How Fossil Fuels (Really) May Have Killed the Dinosaurs

5 minute read

Think the modern world has a problem with what fossil fuels are doing to the atmosphere? Turns out that the fossils themselves—the dinosaurs—had it even worse. According to a new paper published in Nature, it was a problem so severe it cost them their lives.

The earthly crime scene that led to the extinction of the dinosaurs has long since been analyzed and understood. About 66 million years ago, a six-mile wide (10 km) asteroid struck the coastline of the Yucatan peninsula. The massive hit threw up a global cloud of sulfuric aerosols that cooled the planet, leading to the death of nearly 90% of the world’s land-dwelling life forms and about 10% of the relatively shallow-dwelling sea creatures. (Species that lived deeper, below 650 ft. [200 m] did not feel the cooling as much.) The scar the impact left behind is known as the Chixculub Crater—which is Mayan for “tale of the devil” and pretty much describes the damage the impact did. So case closed, right?

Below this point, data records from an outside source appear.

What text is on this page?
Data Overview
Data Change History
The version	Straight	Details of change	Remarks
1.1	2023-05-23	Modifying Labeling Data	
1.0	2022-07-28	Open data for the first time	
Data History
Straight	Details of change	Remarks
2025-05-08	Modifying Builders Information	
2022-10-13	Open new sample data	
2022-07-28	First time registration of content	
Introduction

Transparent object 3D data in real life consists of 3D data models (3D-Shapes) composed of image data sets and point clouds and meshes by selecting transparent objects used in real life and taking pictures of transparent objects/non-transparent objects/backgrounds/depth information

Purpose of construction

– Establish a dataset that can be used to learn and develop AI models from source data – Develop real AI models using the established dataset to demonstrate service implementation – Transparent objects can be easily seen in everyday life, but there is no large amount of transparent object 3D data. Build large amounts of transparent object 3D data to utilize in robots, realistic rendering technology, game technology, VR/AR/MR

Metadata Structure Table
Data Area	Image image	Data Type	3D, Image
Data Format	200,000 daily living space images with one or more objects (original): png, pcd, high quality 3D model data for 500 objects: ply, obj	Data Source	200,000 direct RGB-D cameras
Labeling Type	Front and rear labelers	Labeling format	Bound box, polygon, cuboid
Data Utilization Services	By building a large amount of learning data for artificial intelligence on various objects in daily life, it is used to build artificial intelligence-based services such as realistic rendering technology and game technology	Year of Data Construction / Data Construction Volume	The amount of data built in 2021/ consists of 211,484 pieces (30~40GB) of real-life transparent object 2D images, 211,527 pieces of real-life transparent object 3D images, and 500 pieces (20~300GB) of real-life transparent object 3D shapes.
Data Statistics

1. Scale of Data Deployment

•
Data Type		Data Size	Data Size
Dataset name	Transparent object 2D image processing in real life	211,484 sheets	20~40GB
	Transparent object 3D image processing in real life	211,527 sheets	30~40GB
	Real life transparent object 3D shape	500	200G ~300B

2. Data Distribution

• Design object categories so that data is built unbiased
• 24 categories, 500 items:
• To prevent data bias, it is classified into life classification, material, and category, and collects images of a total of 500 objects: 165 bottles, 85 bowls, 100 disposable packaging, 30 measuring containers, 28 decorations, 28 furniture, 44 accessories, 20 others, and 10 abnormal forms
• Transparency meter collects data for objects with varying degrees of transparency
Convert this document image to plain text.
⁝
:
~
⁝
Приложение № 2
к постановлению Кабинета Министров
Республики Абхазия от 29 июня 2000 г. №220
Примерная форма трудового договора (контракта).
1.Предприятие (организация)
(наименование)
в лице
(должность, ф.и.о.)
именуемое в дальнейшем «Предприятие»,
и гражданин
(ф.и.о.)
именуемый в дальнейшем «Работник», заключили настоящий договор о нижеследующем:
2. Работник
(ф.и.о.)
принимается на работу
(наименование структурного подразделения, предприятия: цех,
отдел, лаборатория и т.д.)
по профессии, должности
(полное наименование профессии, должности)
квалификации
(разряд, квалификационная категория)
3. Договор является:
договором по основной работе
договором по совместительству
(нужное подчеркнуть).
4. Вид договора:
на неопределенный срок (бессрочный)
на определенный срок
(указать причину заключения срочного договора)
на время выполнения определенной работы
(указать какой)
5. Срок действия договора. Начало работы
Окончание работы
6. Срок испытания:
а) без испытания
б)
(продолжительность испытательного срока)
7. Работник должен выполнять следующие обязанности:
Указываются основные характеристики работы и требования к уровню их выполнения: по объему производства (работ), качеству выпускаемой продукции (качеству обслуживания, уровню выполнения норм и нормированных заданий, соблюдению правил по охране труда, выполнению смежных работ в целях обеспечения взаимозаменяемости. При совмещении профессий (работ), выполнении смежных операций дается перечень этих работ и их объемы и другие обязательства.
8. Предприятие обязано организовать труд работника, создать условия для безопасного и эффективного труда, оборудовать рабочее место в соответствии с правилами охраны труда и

Not quite. For starters, investigators have long argued that the asteroid had a co-conspirator in the form of massive volcanic eruptions in a central Indian region known as the Deccan Traps, which made their own contribution to atmospheric shrouding and global cooling. A study published on July 5, also in Nature, added weight to that theory by analyzing isotopes in the fossilized shells of ocean organisms, showing two closely-spaced spikes in cooling, one attributable to the volcanoes, one to the asteroid.

But a group of Japanese investigators led by Kunio Kaiho, of the Department of earth Sciences at the Tohoku University, were never quite satisfied with the asteroid-impact part of the extinction scenario. The collision took place alright, and it didn’t do the dinos any favors, but the blame can’t go entirely—or even mostly—to the sulfur aerosols it produced. According to existing models studied by Kaiho and his colleagues, those kinds of particles would have lingered in the stratosphere for too short a time to cause enough cooling to lead to widespread death below.

What could have lingered long enough would have been black carbon—or common soot— the kind that comes from burning oil. The dinosaurs that were alive at the time of the extinction had certainly not made the jump from animal to organic waste to fossil fuel yet, but the ones that died during the Jurassic Period—up to 201 million years ago—and earlier, could have.

To determine if soot was indeed the proximate killer, Kuhio and his colleagues first collected samples in Haiti and Spain from a geological stratum known as the iridium layer. Iridium is an element uncommon on Earth but very common in asteroids and meteorites. One place it does show up on our planet is in a thin subterranean layer that corresponds to a period 66 million years ago, or precisely when the Chixculub meteorite hit. After the residue of the rock blasted into the sky, it would have precipitated down everywhere and then been covered up by natural tectonic changes. It was only much, much later that excavating humans would discover it.

The investigators analyzed the samples they collected for evidence of other substances—coronene, benzopyrene and benzopyrylene, which are all chemical markers of burning hydrocarbons like oil. The samples, as they suspected, turned out to be rich in the stuff. Some of that, they concluded, was probably produced by the raging wildfires triggered by the impact, but most was caused by the fact that when the asteroid hit, it released and ignited huge quantities of buried oil.

The exact size of the deposit that would have been struck by the rock is impossible to know, but the researchers put it at up to 6,000 teragrams, which is 6 billion kilograms or 13 billion pounds. If as little as a quarter to a half of that went up in smoke it could have led to a dimming of available sunlight by as much as 90% and caused temperatures to fall by anywhere from 18ºF to 34ºF (10°C to 18°C) in some areas.

“The rapid climate change,” the investigators wrote, “induced terrestrial extinctions followed by marine mammal extinctions over several years.”

The darkness and the chill did not last long—at least not in its most acute stages. After as little five years, the worst of it might have been over, but it would take far longer for the skies to clear completely. Still the enduring cold and the atmospheric disruptions that led to drought at some latitudes meant that the big reptilian critters were done for.

The irony, of course, is that the die-off left room for the mammals to emerge and expand. Some of those species became mildly intelligent—and one became exceedingly so, enough that it eventually learned to pump and burn oil on its own. That, the dinosaurs could tell you, is a tricky game to play.